After the user is satisfied with the performance of the adaptation model, we enter the active/self learning phase of the process. The target model must be constructed first because we will use it to predict on the unlabeled data. The BiGRU and match/non-match MLP layers from the adaptation model are used in the target model. The build_target_model() function takes the following parameters:
- Parameters
- transfer : bool
- if True use the layers from the adaptation model if False random initialization for weights and biases
- universal : bool, optional
- True means both both org and dup datasets are passed through a single BiGRU False means two separate BiGRUs are trained, one for org and one for dup
- summary : bool, optional
- determines whether or not model summary is displayed
- Returns
- None
The code might look like the following:
DL.build_target_model(transfer=True, universal=True, summary=False)

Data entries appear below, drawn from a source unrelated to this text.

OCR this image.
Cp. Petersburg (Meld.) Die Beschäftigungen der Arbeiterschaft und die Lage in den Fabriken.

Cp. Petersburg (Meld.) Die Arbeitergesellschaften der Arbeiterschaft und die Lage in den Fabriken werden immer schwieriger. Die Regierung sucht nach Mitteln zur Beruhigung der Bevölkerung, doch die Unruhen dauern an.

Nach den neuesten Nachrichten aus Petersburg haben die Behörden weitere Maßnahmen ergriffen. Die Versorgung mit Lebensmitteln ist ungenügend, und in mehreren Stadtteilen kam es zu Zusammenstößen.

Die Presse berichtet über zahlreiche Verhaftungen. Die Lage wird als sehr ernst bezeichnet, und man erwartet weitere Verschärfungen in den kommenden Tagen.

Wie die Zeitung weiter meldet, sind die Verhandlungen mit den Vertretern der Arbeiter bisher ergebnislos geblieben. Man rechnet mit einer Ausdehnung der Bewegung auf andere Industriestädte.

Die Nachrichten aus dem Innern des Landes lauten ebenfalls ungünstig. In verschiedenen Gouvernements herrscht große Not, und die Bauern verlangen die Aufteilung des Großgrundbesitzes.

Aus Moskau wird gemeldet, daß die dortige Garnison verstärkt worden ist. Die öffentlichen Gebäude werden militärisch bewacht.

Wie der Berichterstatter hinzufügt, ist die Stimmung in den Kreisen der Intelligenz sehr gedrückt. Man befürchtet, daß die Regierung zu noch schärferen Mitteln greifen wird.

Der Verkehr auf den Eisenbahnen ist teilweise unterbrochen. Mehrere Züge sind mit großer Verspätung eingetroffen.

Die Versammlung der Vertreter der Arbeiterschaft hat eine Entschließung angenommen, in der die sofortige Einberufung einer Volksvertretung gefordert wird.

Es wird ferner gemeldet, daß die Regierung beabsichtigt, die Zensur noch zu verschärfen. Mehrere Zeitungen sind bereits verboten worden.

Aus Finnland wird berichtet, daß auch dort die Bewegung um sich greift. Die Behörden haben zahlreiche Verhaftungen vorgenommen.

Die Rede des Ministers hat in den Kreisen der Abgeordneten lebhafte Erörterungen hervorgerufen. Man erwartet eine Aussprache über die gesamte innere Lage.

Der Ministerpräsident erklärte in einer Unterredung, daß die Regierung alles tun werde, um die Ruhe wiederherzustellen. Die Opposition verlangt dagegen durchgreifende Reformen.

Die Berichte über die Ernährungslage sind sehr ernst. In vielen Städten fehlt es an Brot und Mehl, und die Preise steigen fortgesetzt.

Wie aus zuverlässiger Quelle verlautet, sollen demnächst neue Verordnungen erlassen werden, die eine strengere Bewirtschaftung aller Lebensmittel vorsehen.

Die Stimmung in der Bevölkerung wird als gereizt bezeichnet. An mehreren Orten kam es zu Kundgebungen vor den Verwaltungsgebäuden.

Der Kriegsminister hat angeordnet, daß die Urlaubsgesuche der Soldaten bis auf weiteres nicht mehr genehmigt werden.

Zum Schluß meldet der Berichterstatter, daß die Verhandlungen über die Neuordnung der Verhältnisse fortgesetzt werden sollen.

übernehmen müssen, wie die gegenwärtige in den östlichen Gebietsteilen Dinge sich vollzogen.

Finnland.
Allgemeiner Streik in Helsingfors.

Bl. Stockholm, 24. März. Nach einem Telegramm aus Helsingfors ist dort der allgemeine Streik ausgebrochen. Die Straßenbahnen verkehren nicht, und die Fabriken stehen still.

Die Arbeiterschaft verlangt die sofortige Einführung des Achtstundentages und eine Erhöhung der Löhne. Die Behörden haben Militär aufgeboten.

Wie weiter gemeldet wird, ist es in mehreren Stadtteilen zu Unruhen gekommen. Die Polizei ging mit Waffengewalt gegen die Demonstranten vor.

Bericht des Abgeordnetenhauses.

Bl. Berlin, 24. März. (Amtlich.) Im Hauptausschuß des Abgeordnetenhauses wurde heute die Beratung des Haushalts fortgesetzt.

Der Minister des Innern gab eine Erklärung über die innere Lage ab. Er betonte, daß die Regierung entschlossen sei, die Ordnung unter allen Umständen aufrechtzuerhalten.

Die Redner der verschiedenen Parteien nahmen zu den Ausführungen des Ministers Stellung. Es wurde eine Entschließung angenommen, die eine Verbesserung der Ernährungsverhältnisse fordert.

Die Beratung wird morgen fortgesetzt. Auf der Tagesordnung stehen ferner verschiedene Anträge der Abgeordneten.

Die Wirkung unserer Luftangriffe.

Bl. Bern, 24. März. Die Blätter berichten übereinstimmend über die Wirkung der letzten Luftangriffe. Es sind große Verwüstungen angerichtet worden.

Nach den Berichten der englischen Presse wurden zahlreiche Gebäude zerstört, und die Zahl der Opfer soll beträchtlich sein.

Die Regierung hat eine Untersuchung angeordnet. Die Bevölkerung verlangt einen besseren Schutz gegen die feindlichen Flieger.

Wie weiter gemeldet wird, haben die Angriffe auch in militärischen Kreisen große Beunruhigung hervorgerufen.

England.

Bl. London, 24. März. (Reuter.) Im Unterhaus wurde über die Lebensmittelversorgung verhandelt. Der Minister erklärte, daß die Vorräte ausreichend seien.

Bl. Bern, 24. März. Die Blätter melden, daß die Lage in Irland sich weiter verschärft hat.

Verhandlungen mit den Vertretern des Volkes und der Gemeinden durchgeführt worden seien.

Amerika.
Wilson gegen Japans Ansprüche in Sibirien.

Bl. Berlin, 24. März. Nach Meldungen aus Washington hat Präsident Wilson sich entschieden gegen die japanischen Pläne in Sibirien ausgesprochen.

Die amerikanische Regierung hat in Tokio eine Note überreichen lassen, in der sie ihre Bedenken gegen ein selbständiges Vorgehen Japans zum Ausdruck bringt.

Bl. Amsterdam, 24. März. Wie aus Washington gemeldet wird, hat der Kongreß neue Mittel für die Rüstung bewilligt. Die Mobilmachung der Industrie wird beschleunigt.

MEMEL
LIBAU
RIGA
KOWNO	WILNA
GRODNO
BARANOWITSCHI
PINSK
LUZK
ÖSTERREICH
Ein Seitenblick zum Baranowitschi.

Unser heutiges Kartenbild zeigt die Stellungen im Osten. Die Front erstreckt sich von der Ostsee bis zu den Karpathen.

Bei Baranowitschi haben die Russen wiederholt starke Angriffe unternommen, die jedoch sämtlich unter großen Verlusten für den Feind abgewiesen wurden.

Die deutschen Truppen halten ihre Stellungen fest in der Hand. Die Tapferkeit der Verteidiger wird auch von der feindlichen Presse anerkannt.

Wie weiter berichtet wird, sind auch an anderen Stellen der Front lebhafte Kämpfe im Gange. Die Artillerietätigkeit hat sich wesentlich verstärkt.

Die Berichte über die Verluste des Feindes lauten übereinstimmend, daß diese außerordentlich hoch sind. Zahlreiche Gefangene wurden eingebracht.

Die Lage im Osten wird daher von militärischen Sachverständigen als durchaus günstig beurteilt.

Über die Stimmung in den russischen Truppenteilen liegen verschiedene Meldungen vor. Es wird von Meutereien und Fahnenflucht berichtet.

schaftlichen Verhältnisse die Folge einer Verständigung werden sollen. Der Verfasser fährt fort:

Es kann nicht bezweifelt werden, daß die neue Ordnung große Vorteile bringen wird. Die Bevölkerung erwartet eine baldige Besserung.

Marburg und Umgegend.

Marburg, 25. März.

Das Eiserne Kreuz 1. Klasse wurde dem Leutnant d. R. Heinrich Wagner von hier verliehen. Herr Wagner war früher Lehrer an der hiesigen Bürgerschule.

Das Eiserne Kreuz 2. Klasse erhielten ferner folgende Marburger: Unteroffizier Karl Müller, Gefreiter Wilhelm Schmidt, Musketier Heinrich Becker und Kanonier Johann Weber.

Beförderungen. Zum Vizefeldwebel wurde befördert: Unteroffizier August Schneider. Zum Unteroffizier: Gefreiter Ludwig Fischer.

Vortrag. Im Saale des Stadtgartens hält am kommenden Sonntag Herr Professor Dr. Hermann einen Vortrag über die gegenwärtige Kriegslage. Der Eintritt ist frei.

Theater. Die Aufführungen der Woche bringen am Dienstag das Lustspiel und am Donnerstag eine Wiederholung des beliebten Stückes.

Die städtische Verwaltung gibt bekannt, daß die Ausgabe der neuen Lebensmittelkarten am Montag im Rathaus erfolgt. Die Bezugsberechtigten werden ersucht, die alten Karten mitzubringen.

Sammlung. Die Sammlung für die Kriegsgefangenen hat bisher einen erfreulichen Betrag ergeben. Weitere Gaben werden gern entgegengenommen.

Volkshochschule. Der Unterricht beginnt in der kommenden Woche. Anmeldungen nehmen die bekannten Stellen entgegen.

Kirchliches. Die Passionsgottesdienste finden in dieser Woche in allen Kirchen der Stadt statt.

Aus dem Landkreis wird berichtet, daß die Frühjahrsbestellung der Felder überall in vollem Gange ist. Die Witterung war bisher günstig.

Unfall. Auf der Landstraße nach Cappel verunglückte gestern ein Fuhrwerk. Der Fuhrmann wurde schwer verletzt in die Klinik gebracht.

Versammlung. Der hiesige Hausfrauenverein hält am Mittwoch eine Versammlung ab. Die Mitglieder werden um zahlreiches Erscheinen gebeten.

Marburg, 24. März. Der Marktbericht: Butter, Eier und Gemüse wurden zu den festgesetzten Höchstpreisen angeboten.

After the final model is built the user can use the active learning method. This method can be used to increase the size of the labeled target data. The highest confidence pairs are automatically labeled and added to the labeled target data. The lowest confidence pairs are pulled out for clerical review. The parameters are as follows:
- Parameters
- n_certain_false : int
- the number of high confidence false pairs to automatically label and add to training set should be selected to preserve approximate class balance
- n_certain_true : int
- the number of high confidence true pairs to automatically label and add to training set should be selected to preserve approximate class balance
- n_uncertain : int
- the number of low confidence pairs to label by hand
- Returns
- None
The parameters n_certain_false and n_certain_true should be chosen to approximately preserve the class balance. The code would look like the following:
DL.active_self_learning(1000, 100, 10)
Next we have to manually label the low confidence pairs using the clerical_review() method. This method takes no parameters. The code and the resulting review process would look like the following:
DL.clerical_review()
After the clerical review process is complete, the user has several options. If enough labeled target data is available the user can train the target model exclusively on the target data. However it will often be the case that there is insufficient labeled target data to train the target model because deep learning models are notorious for requiring a large amount of data to result in high performance. If this is the case the user can continue to train the adaptation model. During adaptation training, the loss from the match/non-match classifier is ignored for pairs where the label is not known. As more and more labeled target data is available the adaptation model will progressively perform better on the target data. The amount of data that is necessary for training the target model will likely vary from case to case and should be determined by the user. It is important to note, however, that if the target model is trained too early, the model will likely have very poor performance. If this is the case and the model is used for self learning, the model will automatically add incorrectly labeled data to the labeled target dataset. This could be catastrophic for performance because the model will be training on incorrectly labeled data in subsequent iterations.
The very last method is the train_target_model() method. This method takes the following parameters:
- Parameters
- lr : float
- learning rate
- epochs : int
- number of epochs for training
- batch_size : int
- batch size
- Returns
- None
The code to train the final model would look like this:
train_target_model(0.0001, 1, 32)
A coded walk through of this process along with additional details are available in the .ipynb notebook in this repo.